Over the course of the Inquisition, the Inquisition prosecuted an estimated 150,000 people for various offences. Of these, an estimated 3,000–5,000 were relaxed to the state for execution, particularly in the initial 50 years, mostly by burning at the stake. Other punishments included penance and public flogging, exile, enslavement on galleys, and prison terms ranging from several years to life imprisonment. According to Joseph Pérez an important aspect of many of these punishments was the profit motive confiscation of all the victims' property.

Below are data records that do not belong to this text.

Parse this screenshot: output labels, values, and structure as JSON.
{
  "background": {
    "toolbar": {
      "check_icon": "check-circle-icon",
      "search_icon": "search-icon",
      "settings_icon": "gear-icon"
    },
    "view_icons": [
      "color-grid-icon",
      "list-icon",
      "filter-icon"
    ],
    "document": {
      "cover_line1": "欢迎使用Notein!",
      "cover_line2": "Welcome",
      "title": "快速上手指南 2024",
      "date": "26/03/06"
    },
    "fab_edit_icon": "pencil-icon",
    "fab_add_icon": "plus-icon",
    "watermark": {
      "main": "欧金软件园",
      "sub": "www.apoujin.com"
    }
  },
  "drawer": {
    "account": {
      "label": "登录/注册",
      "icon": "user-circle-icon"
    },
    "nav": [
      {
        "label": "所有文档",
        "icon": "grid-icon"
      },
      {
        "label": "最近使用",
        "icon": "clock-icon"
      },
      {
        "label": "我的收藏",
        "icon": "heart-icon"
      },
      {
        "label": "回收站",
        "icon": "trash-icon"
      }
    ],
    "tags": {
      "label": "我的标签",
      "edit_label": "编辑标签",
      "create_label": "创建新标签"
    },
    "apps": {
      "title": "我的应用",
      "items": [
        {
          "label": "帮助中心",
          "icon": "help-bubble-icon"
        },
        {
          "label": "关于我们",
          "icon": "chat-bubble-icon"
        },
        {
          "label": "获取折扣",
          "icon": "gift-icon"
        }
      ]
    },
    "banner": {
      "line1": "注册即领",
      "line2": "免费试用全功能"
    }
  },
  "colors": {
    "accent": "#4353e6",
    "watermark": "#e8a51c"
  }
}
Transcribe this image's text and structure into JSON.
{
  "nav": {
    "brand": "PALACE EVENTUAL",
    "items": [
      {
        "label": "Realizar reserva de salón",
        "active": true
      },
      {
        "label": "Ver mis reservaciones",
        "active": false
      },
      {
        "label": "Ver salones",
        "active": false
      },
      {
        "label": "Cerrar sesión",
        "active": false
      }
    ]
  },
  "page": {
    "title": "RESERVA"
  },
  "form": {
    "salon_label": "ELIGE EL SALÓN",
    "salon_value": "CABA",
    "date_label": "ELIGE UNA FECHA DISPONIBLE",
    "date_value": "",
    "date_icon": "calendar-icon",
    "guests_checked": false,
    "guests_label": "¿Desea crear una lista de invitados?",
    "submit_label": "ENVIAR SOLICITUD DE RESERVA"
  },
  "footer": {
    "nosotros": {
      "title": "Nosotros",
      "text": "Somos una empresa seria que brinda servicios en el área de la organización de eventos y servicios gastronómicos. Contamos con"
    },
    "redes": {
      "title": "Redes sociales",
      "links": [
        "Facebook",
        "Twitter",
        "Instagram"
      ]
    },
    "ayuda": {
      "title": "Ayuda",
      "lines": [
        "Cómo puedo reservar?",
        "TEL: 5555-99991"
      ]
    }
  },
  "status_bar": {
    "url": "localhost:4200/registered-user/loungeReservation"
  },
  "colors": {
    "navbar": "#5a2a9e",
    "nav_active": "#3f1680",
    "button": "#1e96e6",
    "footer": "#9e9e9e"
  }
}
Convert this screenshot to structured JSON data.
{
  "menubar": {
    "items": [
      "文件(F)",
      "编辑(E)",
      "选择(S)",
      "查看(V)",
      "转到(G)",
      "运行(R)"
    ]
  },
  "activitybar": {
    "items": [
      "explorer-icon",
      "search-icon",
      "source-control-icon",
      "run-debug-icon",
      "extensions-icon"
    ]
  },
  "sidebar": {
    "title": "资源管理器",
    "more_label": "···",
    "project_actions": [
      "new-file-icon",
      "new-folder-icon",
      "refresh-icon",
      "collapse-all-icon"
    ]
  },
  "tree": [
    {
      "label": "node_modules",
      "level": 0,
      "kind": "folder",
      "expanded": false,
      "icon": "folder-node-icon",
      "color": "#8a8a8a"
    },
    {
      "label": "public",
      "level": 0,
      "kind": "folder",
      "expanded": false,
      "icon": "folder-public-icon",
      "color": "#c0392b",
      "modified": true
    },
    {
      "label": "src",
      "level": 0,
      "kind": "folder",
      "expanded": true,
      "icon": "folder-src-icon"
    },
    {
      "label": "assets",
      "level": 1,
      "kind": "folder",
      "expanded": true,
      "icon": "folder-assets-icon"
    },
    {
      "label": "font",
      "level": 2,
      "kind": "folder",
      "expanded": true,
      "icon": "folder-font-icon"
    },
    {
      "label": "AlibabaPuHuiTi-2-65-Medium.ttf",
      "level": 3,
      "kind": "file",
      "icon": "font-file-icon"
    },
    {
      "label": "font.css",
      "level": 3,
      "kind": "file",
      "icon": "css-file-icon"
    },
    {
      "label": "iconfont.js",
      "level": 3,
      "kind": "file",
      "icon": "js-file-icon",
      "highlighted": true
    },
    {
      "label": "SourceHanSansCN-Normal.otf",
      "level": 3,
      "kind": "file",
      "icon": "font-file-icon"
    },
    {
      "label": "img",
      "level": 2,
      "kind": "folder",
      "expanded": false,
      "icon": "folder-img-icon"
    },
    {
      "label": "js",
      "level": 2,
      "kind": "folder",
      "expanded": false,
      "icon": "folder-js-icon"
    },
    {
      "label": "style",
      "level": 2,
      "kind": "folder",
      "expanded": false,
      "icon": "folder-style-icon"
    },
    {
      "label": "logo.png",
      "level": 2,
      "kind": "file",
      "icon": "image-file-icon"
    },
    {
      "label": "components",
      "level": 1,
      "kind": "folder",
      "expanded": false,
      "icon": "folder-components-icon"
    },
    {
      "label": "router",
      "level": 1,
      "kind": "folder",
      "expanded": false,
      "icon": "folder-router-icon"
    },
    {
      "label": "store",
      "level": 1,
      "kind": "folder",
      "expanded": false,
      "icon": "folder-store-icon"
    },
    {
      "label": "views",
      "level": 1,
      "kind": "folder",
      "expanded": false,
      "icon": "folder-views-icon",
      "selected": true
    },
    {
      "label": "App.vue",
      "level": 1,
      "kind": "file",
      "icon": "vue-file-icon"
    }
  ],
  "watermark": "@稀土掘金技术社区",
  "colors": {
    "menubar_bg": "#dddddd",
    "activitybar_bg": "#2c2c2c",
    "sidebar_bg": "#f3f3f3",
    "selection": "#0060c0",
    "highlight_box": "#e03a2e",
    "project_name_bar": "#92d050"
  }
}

The Inquisition was originally intended primarily to identify heretics among those who converted from Judaism and Islam to Catholicism. The regulation of the faith of newly converted Catholics intensified following the royal decrees issued in 1492 and 1502 ordering Jews and Muslims to either convert to Catholicism, leave Castile or face death. Hundreds of thousands of forced conversions, torture and executions, the persecution of conversos and moriscos, and the mass expulsions of Jews and Muslims from Spain all followed. An estimated 40,000–100,000 Jews were expelled in 1492. Conversos were subjected to blood purity statutes (limpieza de sangre), which introduced racially-based discrimination and antisemitism, lasting into the 19th and 20th centuries.

Spanish Inquisition
Francisco Goya · Public domain via Wikimedia Commons

The inquisition expanded to other domains under the Spanish Crown, including Southern Italy and the Americas, while also targeting those accused of alumbradismo, Protestantism, witchcraft, blasphemy, bigamy, sodomy, and Freemasonry. A notable feature was the auto-da-fe, where the accused were paraded, sentences read, and confessions made, after which the guilty were turned over to civil authorities for the execution of sentences.